Es war auf Mallorca: Jemand, der immer nur darüber jammerte, wie schrecklich alles sei, weil er keine Freunde hatte, sich alleine fühlte, der aber objektiv ein Leben in Fülle lebte. Dann habe ich ihn in die Mitte einer Aufstellung gestellt, mitten in seine fünf potentiellen Liebhaber samt seiner potentiellen vollen Praxis und einer potentiellen „Freundschaftsklicke“. Er kriegte aber keinen Kontakt und blieb traurig. Zum Glück war eine unserer Junghexen mit dabei und mit ihr habe ich ein neues Format kreiert: „Nabeln“. Hier knüpft sie imaginäre „cordes“ von demjenigen zu den anderen Teilnehmern. Als alle genabelt waren, stand er da und sagte: „Ja, ich spüre euch, es gibt euch, danke.“ Dieses „Corde-Building“ haben wir inzwischen mit 50 Leuten in unseren Patientengruppen gemacht. So habe ich von Rita Mayer von der Nabelschnur als homöopathisches Mittel erfahren und wollte es ausprobieren.

Und wer war das Versuchskaninchen?
Eine der begabtesten Schülerinnen, die ich habe – eine tolle homöopathisch-arbeitende Frau und eine super Hexe. Auch sie steht in einer Welt aus Fülle, aber es kommt keiner in ihre Praxis. Ich hatte schon ganz viele klassische Mittel probiert, war mittlerweile verzweifelt und auf einmal dachte ich an die Nabelschnur und gab sie ihr. Zwei Tage später sagte sie zu mir: „Andreas, ich fühle mich zum ersten Mal verbunden. Ich habe zum ersten Mal das Gefühl, in Kontakt mit der Welt zu sein.

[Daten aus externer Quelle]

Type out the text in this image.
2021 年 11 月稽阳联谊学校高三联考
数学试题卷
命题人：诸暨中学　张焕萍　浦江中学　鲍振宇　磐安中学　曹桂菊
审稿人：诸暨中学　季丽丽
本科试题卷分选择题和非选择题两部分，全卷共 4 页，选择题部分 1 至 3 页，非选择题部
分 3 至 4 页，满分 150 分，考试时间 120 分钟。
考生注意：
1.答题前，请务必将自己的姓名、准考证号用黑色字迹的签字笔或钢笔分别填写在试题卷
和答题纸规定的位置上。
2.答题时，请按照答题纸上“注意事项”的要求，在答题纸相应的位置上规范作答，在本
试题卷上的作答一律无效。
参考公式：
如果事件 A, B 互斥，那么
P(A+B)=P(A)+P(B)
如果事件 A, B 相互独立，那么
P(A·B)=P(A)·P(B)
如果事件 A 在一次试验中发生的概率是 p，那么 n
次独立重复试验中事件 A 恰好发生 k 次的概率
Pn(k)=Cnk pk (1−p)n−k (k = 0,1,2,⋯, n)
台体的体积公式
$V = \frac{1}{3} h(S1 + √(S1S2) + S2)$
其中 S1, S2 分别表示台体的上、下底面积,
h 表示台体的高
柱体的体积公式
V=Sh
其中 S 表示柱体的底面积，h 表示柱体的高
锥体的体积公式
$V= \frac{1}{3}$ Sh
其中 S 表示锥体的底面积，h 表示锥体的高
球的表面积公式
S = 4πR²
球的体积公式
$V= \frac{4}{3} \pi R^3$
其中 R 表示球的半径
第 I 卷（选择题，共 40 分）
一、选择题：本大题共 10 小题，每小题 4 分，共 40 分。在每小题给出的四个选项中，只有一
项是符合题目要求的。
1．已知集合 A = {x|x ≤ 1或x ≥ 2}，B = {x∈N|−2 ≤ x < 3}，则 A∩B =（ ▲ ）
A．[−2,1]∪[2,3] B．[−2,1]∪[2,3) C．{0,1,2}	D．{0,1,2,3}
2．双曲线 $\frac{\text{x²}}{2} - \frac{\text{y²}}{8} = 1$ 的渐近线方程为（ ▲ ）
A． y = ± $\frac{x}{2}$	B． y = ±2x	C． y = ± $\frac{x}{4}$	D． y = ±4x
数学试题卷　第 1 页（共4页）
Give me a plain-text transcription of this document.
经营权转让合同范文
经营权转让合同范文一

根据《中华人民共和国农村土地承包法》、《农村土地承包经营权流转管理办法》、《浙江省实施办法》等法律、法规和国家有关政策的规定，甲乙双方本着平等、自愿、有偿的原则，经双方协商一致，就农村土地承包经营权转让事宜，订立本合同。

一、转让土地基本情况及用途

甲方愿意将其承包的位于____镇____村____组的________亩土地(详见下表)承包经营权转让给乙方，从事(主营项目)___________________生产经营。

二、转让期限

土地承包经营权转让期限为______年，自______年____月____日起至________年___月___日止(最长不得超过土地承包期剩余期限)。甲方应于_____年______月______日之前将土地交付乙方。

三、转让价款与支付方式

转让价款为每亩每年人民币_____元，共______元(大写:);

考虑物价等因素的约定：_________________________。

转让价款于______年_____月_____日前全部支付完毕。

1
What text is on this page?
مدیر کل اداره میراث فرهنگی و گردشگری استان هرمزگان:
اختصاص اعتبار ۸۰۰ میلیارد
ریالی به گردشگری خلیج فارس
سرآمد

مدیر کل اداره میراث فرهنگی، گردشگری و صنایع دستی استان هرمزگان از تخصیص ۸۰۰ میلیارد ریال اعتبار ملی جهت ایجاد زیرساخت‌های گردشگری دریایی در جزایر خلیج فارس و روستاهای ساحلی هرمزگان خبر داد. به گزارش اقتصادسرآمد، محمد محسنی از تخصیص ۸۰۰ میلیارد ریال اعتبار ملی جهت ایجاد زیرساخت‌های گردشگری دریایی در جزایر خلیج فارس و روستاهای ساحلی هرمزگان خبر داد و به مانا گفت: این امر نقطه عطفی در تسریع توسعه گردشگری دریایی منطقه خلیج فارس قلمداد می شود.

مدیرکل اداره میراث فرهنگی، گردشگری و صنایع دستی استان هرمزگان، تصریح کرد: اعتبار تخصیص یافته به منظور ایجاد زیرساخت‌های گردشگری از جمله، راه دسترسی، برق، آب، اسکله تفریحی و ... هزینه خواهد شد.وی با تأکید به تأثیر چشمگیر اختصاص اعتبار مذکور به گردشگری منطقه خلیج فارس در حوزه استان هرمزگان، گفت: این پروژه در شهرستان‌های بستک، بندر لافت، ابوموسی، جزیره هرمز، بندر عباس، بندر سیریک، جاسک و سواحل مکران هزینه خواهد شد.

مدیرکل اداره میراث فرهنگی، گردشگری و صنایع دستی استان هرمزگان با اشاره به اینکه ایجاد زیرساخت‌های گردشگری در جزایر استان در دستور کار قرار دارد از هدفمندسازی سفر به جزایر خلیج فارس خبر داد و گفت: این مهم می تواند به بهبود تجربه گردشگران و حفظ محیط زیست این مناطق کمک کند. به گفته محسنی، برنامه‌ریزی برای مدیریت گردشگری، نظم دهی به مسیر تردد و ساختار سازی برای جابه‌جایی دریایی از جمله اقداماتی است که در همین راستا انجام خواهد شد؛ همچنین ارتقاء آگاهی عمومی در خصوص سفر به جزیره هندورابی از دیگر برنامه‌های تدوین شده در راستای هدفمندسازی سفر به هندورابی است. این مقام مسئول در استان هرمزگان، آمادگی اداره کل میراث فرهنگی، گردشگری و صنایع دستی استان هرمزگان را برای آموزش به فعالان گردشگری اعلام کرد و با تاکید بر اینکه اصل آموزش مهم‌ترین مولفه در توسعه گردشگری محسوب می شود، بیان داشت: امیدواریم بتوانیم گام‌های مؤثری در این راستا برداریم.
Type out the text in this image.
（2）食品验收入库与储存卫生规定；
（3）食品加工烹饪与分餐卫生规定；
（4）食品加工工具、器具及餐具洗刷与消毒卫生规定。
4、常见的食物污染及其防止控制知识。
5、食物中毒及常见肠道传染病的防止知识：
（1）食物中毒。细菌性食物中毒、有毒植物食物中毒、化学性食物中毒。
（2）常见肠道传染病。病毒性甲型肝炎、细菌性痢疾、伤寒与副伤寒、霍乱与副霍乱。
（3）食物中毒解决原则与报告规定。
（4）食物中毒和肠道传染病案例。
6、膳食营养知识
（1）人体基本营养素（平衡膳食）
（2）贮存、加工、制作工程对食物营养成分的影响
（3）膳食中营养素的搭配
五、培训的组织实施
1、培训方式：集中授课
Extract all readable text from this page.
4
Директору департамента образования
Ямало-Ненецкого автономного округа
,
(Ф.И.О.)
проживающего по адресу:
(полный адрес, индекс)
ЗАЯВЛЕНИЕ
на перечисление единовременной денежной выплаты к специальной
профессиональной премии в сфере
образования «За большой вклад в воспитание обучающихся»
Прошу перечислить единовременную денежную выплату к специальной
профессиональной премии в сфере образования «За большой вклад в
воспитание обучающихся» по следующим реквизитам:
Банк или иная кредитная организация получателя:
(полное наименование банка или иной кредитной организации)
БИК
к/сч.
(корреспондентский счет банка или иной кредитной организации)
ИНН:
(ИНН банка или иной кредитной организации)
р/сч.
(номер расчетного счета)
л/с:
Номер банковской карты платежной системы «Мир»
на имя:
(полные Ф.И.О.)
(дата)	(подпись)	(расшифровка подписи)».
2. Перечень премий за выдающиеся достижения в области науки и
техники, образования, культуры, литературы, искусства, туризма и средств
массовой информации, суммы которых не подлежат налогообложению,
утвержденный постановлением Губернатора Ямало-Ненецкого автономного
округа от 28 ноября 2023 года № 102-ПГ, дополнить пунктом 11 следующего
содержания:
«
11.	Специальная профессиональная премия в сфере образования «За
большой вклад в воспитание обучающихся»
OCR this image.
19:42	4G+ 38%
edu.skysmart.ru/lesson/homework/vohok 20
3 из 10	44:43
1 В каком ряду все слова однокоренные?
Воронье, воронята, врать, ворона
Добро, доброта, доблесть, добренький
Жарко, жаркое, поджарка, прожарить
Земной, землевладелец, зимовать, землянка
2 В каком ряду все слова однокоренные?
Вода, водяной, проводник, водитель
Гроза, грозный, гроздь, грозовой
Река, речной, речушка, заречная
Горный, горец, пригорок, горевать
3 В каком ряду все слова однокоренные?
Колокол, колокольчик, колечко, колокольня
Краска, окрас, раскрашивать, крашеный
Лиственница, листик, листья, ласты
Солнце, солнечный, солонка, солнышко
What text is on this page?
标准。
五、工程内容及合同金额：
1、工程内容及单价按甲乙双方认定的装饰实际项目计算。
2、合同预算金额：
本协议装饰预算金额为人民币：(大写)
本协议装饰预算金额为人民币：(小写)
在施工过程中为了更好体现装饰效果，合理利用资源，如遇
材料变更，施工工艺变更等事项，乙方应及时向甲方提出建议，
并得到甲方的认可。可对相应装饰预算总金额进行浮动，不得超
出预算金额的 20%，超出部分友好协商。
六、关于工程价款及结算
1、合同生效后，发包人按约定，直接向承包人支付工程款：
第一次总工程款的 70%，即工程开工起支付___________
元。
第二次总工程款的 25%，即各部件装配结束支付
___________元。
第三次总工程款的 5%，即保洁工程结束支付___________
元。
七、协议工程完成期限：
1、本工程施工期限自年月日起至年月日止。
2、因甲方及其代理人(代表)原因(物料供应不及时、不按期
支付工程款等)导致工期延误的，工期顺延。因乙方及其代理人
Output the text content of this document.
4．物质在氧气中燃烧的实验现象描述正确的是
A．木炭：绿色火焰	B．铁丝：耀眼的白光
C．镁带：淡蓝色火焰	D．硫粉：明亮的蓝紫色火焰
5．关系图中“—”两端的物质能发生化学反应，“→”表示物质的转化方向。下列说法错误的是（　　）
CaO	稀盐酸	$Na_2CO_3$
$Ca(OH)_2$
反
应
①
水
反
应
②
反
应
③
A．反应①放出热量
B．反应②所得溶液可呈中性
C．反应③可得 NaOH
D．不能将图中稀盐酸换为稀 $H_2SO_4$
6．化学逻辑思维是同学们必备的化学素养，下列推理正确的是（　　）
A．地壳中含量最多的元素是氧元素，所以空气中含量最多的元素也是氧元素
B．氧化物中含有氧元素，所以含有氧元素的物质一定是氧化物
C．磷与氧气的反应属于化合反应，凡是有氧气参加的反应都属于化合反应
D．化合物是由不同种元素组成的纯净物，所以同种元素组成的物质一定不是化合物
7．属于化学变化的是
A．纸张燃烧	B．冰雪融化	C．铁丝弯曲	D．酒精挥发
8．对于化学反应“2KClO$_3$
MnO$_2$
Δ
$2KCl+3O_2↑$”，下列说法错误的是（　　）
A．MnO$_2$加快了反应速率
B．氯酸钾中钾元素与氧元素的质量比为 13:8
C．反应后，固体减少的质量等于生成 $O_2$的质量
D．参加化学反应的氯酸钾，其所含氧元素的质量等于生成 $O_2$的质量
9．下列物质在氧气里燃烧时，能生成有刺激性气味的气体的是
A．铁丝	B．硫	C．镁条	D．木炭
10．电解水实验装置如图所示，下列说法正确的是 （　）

Seitdem kommen Patienten, seitdem bekomme ich auf facebook fünf Freundschaftsanfragen anstatt in zwei Jahren eine, seitdem lächeln mich Männer auf der Straße an und für nächste Woche habe ich ein Date. Und seitdem habe ich das Gefühl, vernetzt zu sein.“

Wie kommen unsere Leser, die sich angesprochen fühlen, in den Genuss?
Wir haben in unserem Schwarm Hexen, die sich darauf spezialisiert haben, das in der Einzelarbeit über Bodenanker zu machen, aber man kann es auch in den Engel-Wolf-Gruppen machen oder man probiert, ein bis zwei Tage Nabelschnur in einer C 30 oder C 200 zu nehmen und guckt, was passiert – natürlich in der Hoffnung, sich verbunden zu fühlen.
Meines Erachtens leben wir in einem großen Netz von nährenden Näbeln.


Andreas Krüger ist Heilpraktiker, Schulleiter und Dozent an der Samuel-Hahnemann-Schule in Berlin für Prozessorientierte Homöopathie, Leibarbeit, Ikonographie & schamanischer Heilkunst. Sein letztes Buch „Heiler und heiler werden – Gespräche über die Heilkunst“ erschien im Verlag Simon + Leutner, 2013.